Shelfield had constituted a part of the larger manor of Aston Cantlow in its earliest history, but it was regarded as its own manor throughout the 14th and 15th centuries. It is not a manor listed in the Domesday Book, however historians believe it was originally the woodland referred to in the Domesday Book entry for Aston Cantlow. It would seem, however, that Shelfield had at one point also contained what is now Shelfield Park. There was some land in Shelfield which "was already imparked by the middle of the 13th century, when the second William de Cantilupe granted to Studley Priory all his assets without the park there as bounded by the road from Spernall to Aston Cantlow." Today, several historic buildings remain standing. Shelfield Lodge is said to be the old manor house, likely built by the Skinner family circa 1600. Then there is Shelfield House which was likely also built by the Skinner family, although it was built circa 1700.

==Lordship of Shelfield==
The Manor of Shelfield has a more obscure history than most. Although, few records survive that explicitly document the descent of the manor and the lordship of Shelfield, it is clear that it initially devolved from the chief manor of Alston sometime around 2 July 1314 when William le Walsse is first recorded as holding a plot called "Shelfhull." It's these Inquisitions which record that "Shelfhull" (i.e. Shelfield) comprised a sixth of a knight's fee, held by William le Walsse (alius le Walsh) in 1314 and 1325, and again by a William Walsh in 1376. William held Shelfield from John de Hastings. As such, the de Hastings family owned the manor of Shelfield, and by 1376 it was eventually passed to John Hastings widow, Anne Hastings. Anne Hastings's only son was John de Hasings, who died childless. As such, he was succeeded by his first cousin once removed, William de Beauchamp, in 1390.
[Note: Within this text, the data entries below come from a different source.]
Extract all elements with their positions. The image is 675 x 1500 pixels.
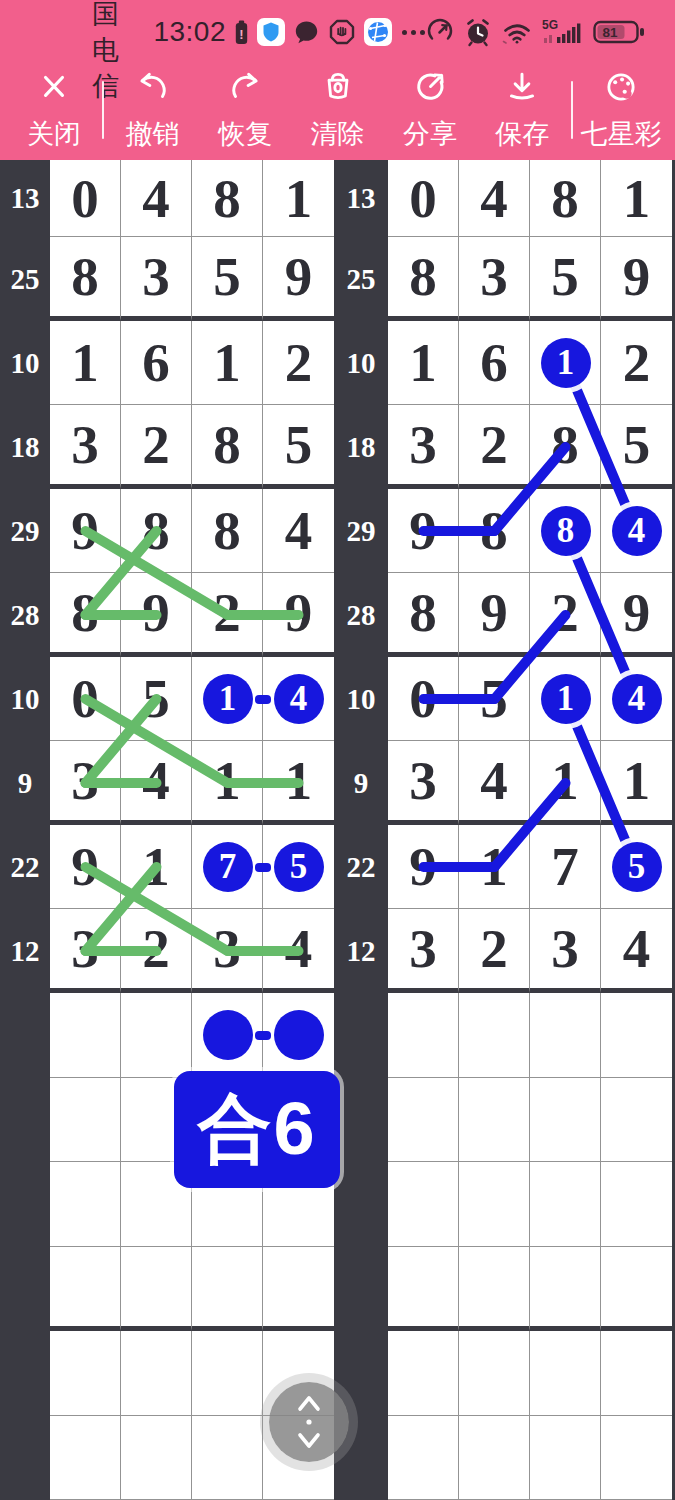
left-grid-cell[interactable] bbox=[263, 1247, 334, 1332]
right-grid-cell[interactable]: 4 bbox=[601, 909, 672, 993]
left-grid-cell[interactable] bbox=[192, 1247, 263, 1332]
share-icon bbox=[411, 68, 449, 109]
row-label: 25 bbox=[334, 237, 388, 321]
right-grid-cell[interactable] bbox=[601, 1162, 672, 1247]
left-grid-cell[interactable]: 3 bbox=[50, 405, 121, 489]
row-label: 25 bbox=[0, 237, 50, 321]
right-grid-cell[interactable] bbox=[459, 1331, 530, 1416]
close-button[interactable]: 关闭 bbox=[10, 68, 98, 152]
svg-text:5G: 5G bbox=[542, 18, 558, 32]
right-grid-cell[interactable] bbox=[459, 1162, 530, 1247]
right-grid-cell[interactable]: 8 bbox=[388, 237, 459, 321]
left-grid-cell[interactable]: 1 bbox=[192, 741, 263, 825]
speedometer-icon bbox=[425, 17, 455, 47]
right-grid-cell[interactable] bbox=[530, 1247, 601, 1332]
left-grid-cell[interactable]: 3 bbox=[192, 909, 263, 993]
connector-dash bbox=[255, 863, 271, 872]
left-grid-cell[interactable]: 4 bbox=[263, 489, 334, 573]
row-label: 18 bbox=[334, 405, 388, 489]
right-grid-cell[interactable]: 1 bbox=[601, 741, 672, 825]
toolbar-divider bbox=[571, 81, 573, 139]
share-button[interactable]: 分享 bbox=[386, 68, 474, 152]
right-grid-cell[interactable] bbox=[601, 1078, 672, 1163]
right-grid-cell[interactable]: 9 bbox=[601, 573, 672, 657]
circled-number[interactable]: 5 bbox=[274, 842, 324, 892]
right-grid-cell[interactable]: 3 bbox=[388, 909, 459, 993]
right-grid-cell[interactable]: 2 bbox=[459, 909, 530, 993]
more-dots-icon bbox=[402, 30, 425, 35]
shield-icon bbox=[257, 18, 285, 46]
left-grid-cell[interactable]: 9 bbox=[50, 825, 121, 909]
circled-number[interactable]: 4 bbox=[274, 674, 324, 724]
board-row bbox=[0, 1247, 675, 1332]
trash-icon bbox=[319, 68, 357, 109]
left-grid-cell[interactable]: 4 bbox=[121, 741, 192, 825]
row-label: 12 bbox=[0, 909, 50, 993]
left-grid-cell[interactable] bbox=[50, 1247, 121, 1332]
right-grid-cell[interactable]: 4 bbox=[459, 741, 530, 825]
left-grid-cell[interactable]: 4 bbox=[121, 160, 192, 237]
clear-button[interactable]: 清除 bbox=[294, 68, 382, 152]
app-header: 中国电信 13:02 ! bbox=[0, 0, 675, 160]
left-grid-cell[interactable]: 9 bbox=[263, 573, 334, 657]
right-grid-cell[interactable] bbox=[459, 1416, 530, 1500]
toolbar: 关闭 撤销 恢复 清除 分享 保存 七星彩 bbox=[0, 60, 675, 160]
left-grid-cell[interactable] bbox=[192, 1416, 263, 1500]
right-grid-cell[interactable] bbox=[601, 1416, 672, 1500]
row-label bbox=[0, 1162, 50, 1247]
right-grid-cell[interactable] bbox=[388, 1078, 459, 1163]
row-label: 22 bbox=[0, 825, 50, 909]
board-row: 258359258359 bbox=[0, 237, 675, 321]
sum-annotation-text: 合6 bbox=[197, 1080, 316, 1180]
row-label: 29 bbox=[334, 489, 388, 573]
right-grid-cell[interactable] bbox=[459, 1078, 530, 1163]
right-grid-cell[interactable] bbox=[459, 1247, 530, 1332]
left-grid-cell[interactable]: 0 bbox=[50, 160, 121, 237]
right-grid-cell[interactable]: 3 bbox=[388, 405, 459, 489]
left-grid-cell[interactable]: 3 bbox=[121, 237, 192, 321]
right-grid-cell[interactable]: 5 bbox=[459, 657, 530, 741]
circled-number[interactable]: 7 bbox=[203, 842, 253, 892]
right-grid-cell[interactable]: 1 bbox=[388, 321, 459, 405]
circled-number[interactable]: 4 bbox=[612, 674, 662, 724]
right-grid-cell[interactable]: 0 bbox=[388, 160, 459, 237]
board-row: 229175229175 bbox=[0, 825, 675, 909]
alarm-clock-icon bbox=[463, 17, 493, 47]
left-grid-cell[interactable]: 8 bbox=[192, 160, 263, 237]
left-grid-cell[interactable]: 1 bbox=[50, 321, 121, 405]
right-grid-cell[interactable]: 3 bbox=[459, 237, 530, 321]
connector-dash bbox=[255, 695, 271, 704]
right-grid-cell[interactable]: 2 bbox=[601, 321, 672, 405]
row-label bbox=[334, 1078, 388, 1163]
save-button[interactable]: 保存 bbox=[478, 68, 566, 152]
left-grid-cell[interactable] bbox=[50, 993, 121, 1078]
svg-text:!: ! bbox=[239, 27, 243, 42]
right-grid-cell[interactable]: 8 bbox=[530, 160, 601, 237]
row-label: 9 bbox=[334, 741, 388, 825]
row-label: 10 bbox=[334, 657, 388, 741]
toolbar-label: 关闭 bbox=[27, 116, 81, 152]
left-grid-cell[interactable]: 3 bbox=[50, 741, 121, 825]
toolbar-label: 分享 bbox=[403, 116, 457, 152]
right-grid-cell[interactable]: 7 bbox=[530, 825, 601, 909]
right-grid-cell[interactable]: 5 bbox=[530, 237, 601, 321]
connector-dash bbox=[255, 1031, 271, 1040]
right-grid-cell[interactable]: 9 bbox=[601, 237, 672, 321]
right-grid-cell[interactable]: 3 bbox=[530, 909, 601, 993]
right-grid-cell[interactable]: 9 bbox=[388, 489, 459, 573]
row-label: 10 bbox=[0, 321, 50, 405]
left-grid-cell[interactable]: 8 bbox=[50, 573, 121, 657]
row-label: 10 bbox=[334, 321, 388, 405]
palette-icon bbox=[602, 68, 640, 109]
toolbar-divider bbox=[102, 81, 104, 139]
left-grid-cell[interactable]: 5 bbox=[121, 657, 192, 741]
left-grid-cell[interactable]: 2 bbox=[263, 321, 334, 405]
board-row bbox=[0, 993, 675, 1078]
right-grid-cell[interactable] bbox=[388, 1162, 459, 1247]
row-label: 22 bbox=[334, 825, 388, 909]
right-grid-cell[interactable]: 3 bbox=[388, 741, 459, 825]
row-label: 13 bbox=[334, 160, 388, 237]
right-grid-cell[interactable] bbox=[530, 1162, 601, 1247]
row-label bbox=[334, 993, 388, 1078]
board-row: 183285183285 bbox=[0, 405, 675, 489]
circled-number[interactable]: 8 bbox=[541, 506, 591, 556]
toolbar-label: 清除 bbox=[311, 116, 365, 152]
undo-button[interactable]: 撤销 bbox=[109, 68, 197, 152]
right-grid-cell[interactable]: 4 bbox=[459, 160, 530, 237]
board-row: 9341193411 bbox=[0, 741, 675, 825]
right-grid-cell[interactable] bbox=[530, 1078, 601, 1163]
right-grid-cell[interactable]: 2 bbox=[530, 573, 601, 657]
left-grid-cell[interactable] bbox=[50, 1162, 121, 1247]
left-grid-cell[interactable]: 1 bbox=[263, 160, 334, 237]
right-grid-cell[interactable] bbox=[530, 993, 601, 1078]
network-globe-icon bbox=[364, 18, 392, 46]
left-grid-cell[interactable]: 9 bbox=[50, 489, 121, 573]
right-grid-cell[interactable]: 1 bbox=[601, 160, 672, 237]
signal-5g-icon: 5G bbox=[541, 18, 585, 46]
status-bar: 中国电信 13:02 ! bbox=[0, 12, 675, 52]
left-grid-cell[interactable] bbox=[121, 1247, 192, 1332]
toolbar-label: 撤销 bbox=[126, 116, 180, 152]
right-grid-cell[interactable] bbox=[388, 1331, 459, 1416]
right-grid-cell[interactable]: 2 bbox=[459, 405, 530, 489]
left-grid-cell[interactable]: 2 bbox=[121, 405, 192, 489]
row-label: 13 bbox=[0, 160, 50, 237]
circled-number[interactable]: 1 bbox=[541, 338, 591, 388]
left-grid-cell[interactable]: 1 bbox=[263, 741, 334, 825]
left-grid-cell[interactable]: 9 bbox=[263, 237, 334, 321]
circled-number[interactable]: 1 bbox=[203, 674, 253, 724]
left-grid-cell[interactable]: 2 bbox=[121, 909, 192, 993]
right-grid-cell[interactable] bbox=[530, 1416, 601, 1500]
right-grid-cell[interactable]: 5 bbox=[601, 405, 672, 489]
battery-level-icon: 81 bbox=[593, 18, 645, 46]
circled-number[interactable]: 1 bbox=[541, 674, 591, 724]
right-grid-cell[interactable]: 8 bbox=[388, 573, 459, 657]
redo-icon bbox=[226, 68, 264, 109]
scroll-chevrons-icon bbox=[292, 1393, 326, 1451]
left-grid-cell[interactable]: 5 bbox=[192, 237, 263, 321]
left-grid-cell[interactable]: 1 bbox=[192, 321, 263, 405]
left-grid-cell[interactable]: 5 bbox=[263, 405, 334, 489]
clock: 13:02 bbox=[153, 16, 226, 48]
left-grid-cell[interactable] bbox=[50, 1331, 121, 1416]
right-grid-cell[interactable] bbox=[388, 1247, 459, 1332]
left-grid-cell[interactable]: 8 bbox=[50, 237, 121, 321]
left-grid-cell[interactable] bbox=[50, 1078, 121, 1163]
row-label bbox=[334, 1162, 388, 1247]
circled-number[interactable]: 5 bbox=[612, 842, 662, 892]
stop-hand-icon bbox=[328, 18, 356, 46]
battery-alert-icon: ! bbox=[234, 19, 249, 46]
board-row: 288929288929 bbox=[0, 573, 675, 657]
row-label bbox=[0, 1247, 50, 1332]
left-grid-cell[interactable]: 0 bbox=[50, 657, 121, 741]
board-row: 123234123234 bbox=[0, 909, 675, 993]
row-label: 18 bbox=[0, 405, 50, 489]
left-grid-cell[interactable] bbox=[121, 1331, 192, 1416]
right-grid-cell[interactable]: 9 bbox=[388, 825, 459, 909]
left-grid-cell[interactable]: 8 bbox=[192, 489, 263, 573]
right-grid-cell[interactable] bbox=[601, 1247, 672, 1332]
right-grid-cell[interactable]: 8 bbox=[459, 489, 530, 573]
scroll-up-down-button[interactable] bbox=[269, 1382, 349, 1462]
right-grid-cell[interactable] bbox=[388, 993, 459, 1078]
left-grid-cell[interactable]: 2 bbox=[192, 573, 263, 657]
undo-icon bbox=[134, 68, 172, 109]
row-label: 9 bbox=[0, 741, 50, 825]
wifi-icon bbox=[501, 19, 533, 46]
row-label: 12 bbox=[334, 909, 388, 993]
right-grid-cell[interactable]: 8 bbox=[530, 405, 601, 489]
right-grid-cell[interactable] bbox=[601, 1331, 672, 1416]
chat-bubble-icon bbox=[293, 19, 320, 46]
left-grid-cell[interactable]: 8 bbox=[121, 489, 192, 573]
marker-circle[interactable] bbox=[274, 1010, 324, 1060]
right-grid-cell[interactable] bbox=[459, 993, 530, 1078]
circled-number[interactable]: 4 bbox=[612, 506, 662, 556]
row-label bbox=[0, 1078, 50, 1163]
row-label bbox=[0, 1331, 50, 1416]
board-row: 130481130481 bbox=[0, 160, 675, 237]
row-label bbox=[334, 1247, 388, 1332]
right-grid-cell[interactable]: 6 bbox=[459, 321, 530, 405]
left-grid-cell[interactable] bbox=[121, 1416, 192, 1500]
left-grid-cell[interactable] bbox=[192, 1331, 263, 1416]
close-icon bbox=[35, 68, 73, 109]
toolbar-label: 七星彩 bbox=[581, 116, 662, 152]
left-grid-cell[interactable]: 8 bbox=[192, 405, 263, 489]
right-grid-cell[interactable]: 9 bbox=[459, 573, 530, 657]
right-grid-cell[interactable]: 1 bbox=[459, 825, 530, 909]
right-grid-cell[interactable] bbox=[388, 1416, 459, 1500]
right-grid-cell[interactable] bbox=[601, 993, 672, 1078]
redo-button[interactable]: 恢复 bbox=[201, 68, 289, 152]
toolbar-label: 恢复 bbox=[218, 116, 272, 152]
row-label bbox=[0, 1416, 50, 1500]
svg-text:81: 81 bbox=[602, 25, 618, 40]
toolbar-label: 保存 bbox=[495, 116, 549, 152]
right-grid-cell[interactable] bbox=[530, 1331, 601, 1416]
row-label: 28 bbox=[0, 573, 50, 657]
left-grid-cell[interactable] bbox=[50, 1416, 121, 1500]
left-grid-cell[interactable]: 9 bbox=[121, 573, 192, 657]
sum-annotation[interactable]: 合6 bbox=[174, 1071, 340, 1188]
right-grid-cell[interactable]: 0 bbox=[388, 657, 459, 741]
left-grid-cell[interactable]: 6 bbox=[121, 321, 192, 405]
row-label: 28 bbox=[334, 573, 388, 657]
game-type-button[interactable]: 七星彩 bbox=[577, 68, 665, 152]
row-label bbox=[0, 993, 50, 1078]
save-icon bbox=[503, 68, 541, 109]
left-grid-cell[interactable]: 3 bbox=[50, 909, 121, 993]
left-grid-cell[interactable]: 4 bbox=[263, 909, 334, 993]
left-grid-cell[interactable] bbox=[121, 993, 192, 1078]
right-grid-cell[interactable]: 1 bbox=[530, 741, 601, 825]
row-label: 29 bbox=[0, 489, 50, 573]
left-grid-cell[interactable]: 1 bbox=[121, 825, 192, 909]
row-label: 10 bbox=[0, 657, 50, 741]
marker-circle[interactable] bbox=[203, 1010, 253, 1060]
board: 1304811304812583592583591016121016121832… bbox=[0, 160, 675, 1500]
Then the last official public record documenting the manor of Shelfield was upon the death of Joan Beauchamp, (the wife of William de Beauchamp, and the daughter of Richard Fitzalan), on 14 November 1435. She was recorded as holding the manor of Shelfield. Yet, according to Thomas Horsfield, Shelfield seems to have then passed to Edward Neville. Unofficial private records suggest the last Lord of the manor was a Robert Skinner, who died in 1530. Robert's daughter, Katherine Skinner, married a Sir Nicholas Fortescue (appointed Keeper of the Park of Malwyke in 1537), and this is recorded in the Fortescue family history, noting that Robert was "Lord of the manor of Shelfield." Robert's age is unknown so we cannot know for sure when he came to acquire the title. But as the manorial lands remained in the Neville family until the 19th century, if Robert Skinner was in fact the Lord of Shelfield, then this would suggest that the lordship title itself had been detached from the manor when it passed to Robert; where Robert kept the title, and Lord Bergavenny kept the land.

Although only extent in Thomas Fortescue's book, this was the last time the title had been used. Further evidence that the lordship of Shelfield was detached from the manor of Shelfield is found in the fact that Lord Bergavenny was the Lord of Great Wilmcote, while part of the Shelfield lands then passed to George Gibbs of Wilmcote and Adam Palmer of Aston Cantlow, who jointly held the manor of Great Wilmcote since 1561. Then in 1742 the open fields of Shelfield were inclosed by an Act of Parliament – creating a legal right to private ownership of once common lands. However, the title to the Lordship of Shelfield was successfully restored to the 9th Lord of the manor, and a descendant of the aforementioned Gibbs family. As a wedding gift he subsequently gave the title to his fiancé, who is now the sua jure 10th Lady of the Manor of Shelfield.